Hayadan > The sunrise of the detector warns of cancer

The sunrise of the detector warns of cancer

An advanced molecular structure may detect and report intracellular activity that may cause cancer

Cancer cells are marked with luminescent detector molecules developed in Prof. Margolis' laboratory

Molecular detectors are increasingly used to study the activity of proteins and for identifications in a biological environment (such as living cells and body fluids). This is how these detectors contribute to the diagnosis of diseases (for example, those caused by damaged proteins), which may help in the development of inhibitory drugs. Prof. David (Didi) Margolis from the Department of Organic Chemistry at the Weizmann Institute of Science, and his team, build such detectors from fluorescent synthetic molecules that bind to proteins, which allows them to be identified. When these detectors are inserted into a living cell, they hit the target protein (because they are composed of molecules intended for this), light up and glow; Because, as a result of the damage to the protein, the chemical environment of the detectors changes their optical properties.

Prof. Margolis and his team read the signals emitted by these detectors using fluorescence microscopy methods. This method may have several main uses: basic research, identification of the protein's location in the cell and its quantity, medical diagnosis (detection of a protein that is a disease marker, for example in body fluids such as blood and urine), and future development of drugs that inhibit disease-causing proteins.

"The detector", says Prof. Margolis, collides with the problematic protein in its target area, which is essential for it, as drugs do. In addition, today there are libraries of hundreds of thousands of molecules from which it is possible to find molecules that damage disease-causing proteins and inhibit their activity (that is, potential drugs). Thus, if we introduce into a living cell a detector and an inhibitory molecule - the detector will turn off when it hits the target protein and that's how we know it is effective (it will turn off because the molecule takes its place in the target area of the protein and pulls it out)".

One of the interesting developments of Prof. Margolis and his team is a detector that acts as a "molecular nose", which can detect many proteins in a living cell at the same time and shine in a rainbow of colors. "While most chemical detectors consist of a specific receptor for one molecule," says Prof. Margolis, "and a transmitter that translates the binding into an optical or electrical signal, this detector consists of an array of receptors and transmitters that can bind to different molecules at the same time. This is how he identifies a variety of substances, from counterfeit drugs to the compositions of protein aggregates that exist in the brains of Alzheimer's patients."
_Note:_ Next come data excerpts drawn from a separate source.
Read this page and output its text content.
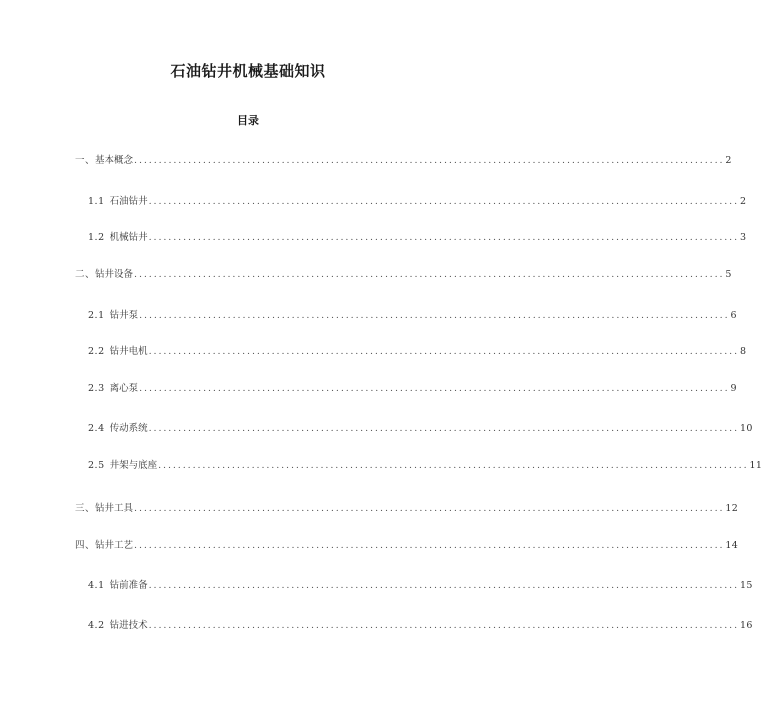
石油钻井机械基础知识
目录
一、 基本概念 ........................................................................................................................ 2
1.1 石油钻井 ........................................................................................................................ 2
1.2 机械钻井 ........................................................................................................................ 3
二、 钻井设备 ........................................................................................................................ 5
2.1 钻井泵 ........................................................................................................................ 6
2.2 钻井电机 ........................................................................................................................ 8
2.3 离心泵 ........................................................................................................................ 9
2.4 传动系统 ........................................................................................................................ 10
2.5 井架与底座 ........................................................................................................................ 11
三、 钻井工具 ........................................................................................................................ 12
四、 钻井工艺 ........................................................................................................................ 14
4.1 钻前准备 ........................................................................................................................ 15
4.2 钻进技术 ........................................................................................................................ 16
In their latest study, which won a research grant from the National Science Foundation, the researchers wanted to identify an interaction between proteins in living cells and therefore built a fluorescent detector that can detect it. Prof. Margolis says: "Today, many interactions between proteins within living cells are known that lead to diseases such as cancer, so it is important to identify them and develop drugs to delay them. At this stage, there are no methods good enough to do this, and our goal is to improve our ability in this area." One of the known interactions between proteins is the one between growth factor receptors in cancer cells and the growth factors themselves, which are outside the cells. Growth factors are of crucial importance in the development of cancer as they stimulate the division and differentiation of cells and help the cancer cells to grow blood vessels that feed them.

The researchers exposed cancer cells to a detector they developed, which can bind to the PDGF growth factor receptor. The detector is designed so that when it encounters a receptor, it binds to it and shines - and in this way reports the finding. The binding of the growth factor to the receptor changes the chemical environment of the detector and turns off its light - which makes it possible to identify the interaction between them. The researchers hope that based on these findings it will be possible to identify molecules that will prevent this interaction and lead to the development of new anti-cancer drugs.